60 or 90 Minutes?
60 or 90 Minutes?
I feel so strongly about this that I am considering dropping the 60 minute time slot in favor of 90 minute sessions – especially for deep tissue massage. That is – proper deep tissue massage. Or let’s call it deep tissue therapy or body work.
Yes – massage therapists can all give a nice relaxation Swedish massage in 60 minutes – but it’s almost always a compromised massage if it is to address the whole body including hands, feet, scalp and face. I find myself distracted by looking at the clock and having to leave something out or just briefly touched if I am not careful. And lets face it – if your massage therapist is any good – 60 minutes will always leave you feeling a bit short-changed. People rarely get off a massage table thinking that they’ve had enough or have been there too long. (Let’s not even go to the 50 minute time of spas – which I think is really poor service.)
But with deep tissue – 60 minutes just isn’t enough to address the whole body adequately. I don’t even try. This is enough time to address either the upper body or the lower body or specifics like shoulder / upper back and neck complaints.
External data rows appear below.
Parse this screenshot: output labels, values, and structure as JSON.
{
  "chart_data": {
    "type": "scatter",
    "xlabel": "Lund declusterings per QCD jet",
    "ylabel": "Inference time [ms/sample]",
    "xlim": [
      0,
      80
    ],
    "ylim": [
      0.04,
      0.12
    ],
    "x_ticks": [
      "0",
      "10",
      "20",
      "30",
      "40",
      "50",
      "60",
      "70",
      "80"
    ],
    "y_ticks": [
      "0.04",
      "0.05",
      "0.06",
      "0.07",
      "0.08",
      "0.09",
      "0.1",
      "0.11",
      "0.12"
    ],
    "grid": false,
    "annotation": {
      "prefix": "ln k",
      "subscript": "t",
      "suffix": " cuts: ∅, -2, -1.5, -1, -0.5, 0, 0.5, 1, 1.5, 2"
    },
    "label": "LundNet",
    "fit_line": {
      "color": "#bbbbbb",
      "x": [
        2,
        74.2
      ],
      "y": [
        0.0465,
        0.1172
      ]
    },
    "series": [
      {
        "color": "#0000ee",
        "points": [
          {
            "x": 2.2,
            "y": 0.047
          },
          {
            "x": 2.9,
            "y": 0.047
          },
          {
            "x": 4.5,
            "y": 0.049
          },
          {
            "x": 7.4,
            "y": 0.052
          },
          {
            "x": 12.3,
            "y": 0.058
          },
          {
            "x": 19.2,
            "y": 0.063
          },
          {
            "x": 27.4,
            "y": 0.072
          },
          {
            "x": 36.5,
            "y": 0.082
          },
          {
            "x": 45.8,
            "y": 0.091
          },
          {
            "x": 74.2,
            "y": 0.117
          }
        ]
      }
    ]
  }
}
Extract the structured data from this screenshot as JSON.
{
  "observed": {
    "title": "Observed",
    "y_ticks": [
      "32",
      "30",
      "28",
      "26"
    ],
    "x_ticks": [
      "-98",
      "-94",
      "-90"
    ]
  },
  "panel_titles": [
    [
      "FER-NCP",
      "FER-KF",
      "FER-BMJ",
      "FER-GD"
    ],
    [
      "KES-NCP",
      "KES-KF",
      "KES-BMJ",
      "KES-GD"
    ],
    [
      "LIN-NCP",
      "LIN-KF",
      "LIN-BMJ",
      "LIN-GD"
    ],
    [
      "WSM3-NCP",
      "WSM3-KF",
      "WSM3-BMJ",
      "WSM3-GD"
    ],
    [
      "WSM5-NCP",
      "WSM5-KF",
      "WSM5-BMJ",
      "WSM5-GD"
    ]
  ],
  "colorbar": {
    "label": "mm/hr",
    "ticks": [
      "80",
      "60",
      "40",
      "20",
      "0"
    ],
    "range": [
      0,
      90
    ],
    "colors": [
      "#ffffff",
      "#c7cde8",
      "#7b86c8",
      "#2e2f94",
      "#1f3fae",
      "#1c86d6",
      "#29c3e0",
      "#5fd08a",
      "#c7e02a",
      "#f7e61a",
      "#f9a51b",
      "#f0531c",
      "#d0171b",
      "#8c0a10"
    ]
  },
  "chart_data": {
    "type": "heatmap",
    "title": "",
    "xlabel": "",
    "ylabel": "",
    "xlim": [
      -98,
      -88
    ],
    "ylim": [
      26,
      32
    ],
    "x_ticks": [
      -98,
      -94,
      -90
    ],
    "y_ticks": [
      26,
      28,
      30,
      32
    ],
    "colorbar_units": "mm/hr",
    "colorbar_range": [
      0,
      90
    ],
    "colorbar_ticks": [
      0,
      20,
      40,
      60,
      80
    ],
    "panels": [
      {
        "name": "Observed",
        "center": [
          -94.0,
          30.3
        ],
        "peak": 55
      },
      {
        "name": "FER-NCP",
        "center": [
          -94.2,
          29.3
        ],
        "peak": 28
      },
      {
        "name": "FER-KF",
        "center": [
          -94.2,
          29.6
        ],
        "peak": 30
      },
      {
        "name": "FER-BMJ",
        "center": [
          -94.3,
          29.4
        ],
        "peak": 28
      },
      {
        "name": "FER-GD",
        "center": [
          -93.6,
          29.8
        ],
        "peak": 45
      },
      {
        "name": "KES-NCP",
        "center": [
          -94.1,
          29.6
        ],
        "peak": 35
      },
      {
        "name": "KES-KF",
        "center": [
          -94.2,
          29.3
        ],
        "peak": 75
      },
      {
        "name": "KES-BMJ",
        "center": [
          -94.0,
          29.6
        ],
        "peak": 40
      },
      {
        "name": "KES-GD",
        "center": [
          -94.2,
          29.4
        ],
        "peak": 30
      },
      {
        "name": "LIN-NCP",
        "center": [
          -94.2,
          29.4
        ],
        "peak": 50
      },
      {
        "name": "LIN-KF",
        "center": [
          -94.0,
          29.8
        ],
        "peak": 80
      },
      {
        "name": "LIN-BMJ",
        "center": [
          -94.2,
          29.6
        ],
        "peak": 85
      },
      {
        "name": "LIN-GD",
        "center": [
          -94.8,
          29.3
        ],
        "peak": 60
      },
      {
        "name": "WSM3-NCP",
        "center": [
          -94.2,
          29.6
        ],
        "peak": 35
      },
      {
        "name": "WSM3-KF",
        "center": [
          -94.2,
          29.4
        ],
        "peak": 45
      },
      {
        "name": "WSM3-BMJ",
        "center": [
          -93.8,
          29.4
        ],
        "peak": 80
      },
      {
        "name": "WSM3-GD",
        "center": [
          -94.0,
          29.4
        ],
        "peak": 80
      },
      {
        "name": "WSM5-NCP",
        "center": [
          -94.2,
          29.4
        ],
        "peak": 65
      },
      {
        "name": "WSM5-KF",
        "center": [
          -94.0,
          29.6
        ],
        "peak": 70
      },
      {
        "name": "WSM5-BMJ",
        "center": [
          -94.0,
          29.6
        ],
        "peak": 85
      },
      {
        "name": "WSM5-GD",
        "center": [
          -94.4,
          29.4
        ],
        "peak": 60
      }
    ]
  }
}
I’m talking about a proper deep tissue massage here, where communication between client and therapist is essential and on-going throughout the session. This is deep tissue where time has to be spent assessing, palpating, warming and softening (melting) the more superficial muscles – necessary to allow access to the deeper muscles. And simultaneously it takes time for the client to relax mentally, to find their breathing rhythms and their trust and comfort in the session that’s about to begin. After all that prep work, which takes time (everybody has different requirements), the therapist has to work slowly and methodically – slowness equals deepness (or at least the effect of deepness) lotion or oil is kept to a minimum and burning of the skin isn’t an option. The therapist is ‘listening’ to the body, feeling what’s going on in the anatomy, looking at the client’s face, watching for trembles, movement, resistance and gauging the effect of the stroke or tool or method being used. Only when the muscle has ‘released’, or otherwise responded as desired, is it time to move on. We need time to ask questions of the client (How is this feeling?), listen to the answers. There’s experimentation – is this working? If not, how about this? Or after this – I think I should add this?
And then there’s joint mobilization and increasing range of motion (ROM) for many differing conditions and desired outcomes. Massaging muscles doesn’t just stand on its own! I will often perform joint mobilization and stretching techniques to the areas of the body served by those muscles that are receiving a massage. This gives a much more beneficial (and great-feeling) all-around massage.
So the point is -if you’re booking a proper deep tissue massage, or even a relaxation massage with elements of deep tissue – give yourself and your therapist a break and do the 90 minute version – you’ll love it!
Choosing 90 minutes for deep tissue massage is a win-win situation. The client receives a better massage and better results, the therapist gets to give a better massage, is likely to get better reviews and will earn better money. (The value for the client is usually better too, as the per-minute price of a 90 minute session is usually less than that of the 60 minute session.)
Oh – and by the way – be prepared to book future sessions. The first deep tissue massage is often (usually) a get-to-know-you time. There are many, many benefits to repeat visits to a therapist who, in their first session, has come to know your body, yourself, and has an extended plan of care. Over time a relationship develops and the overall result is…a healthier and happier you.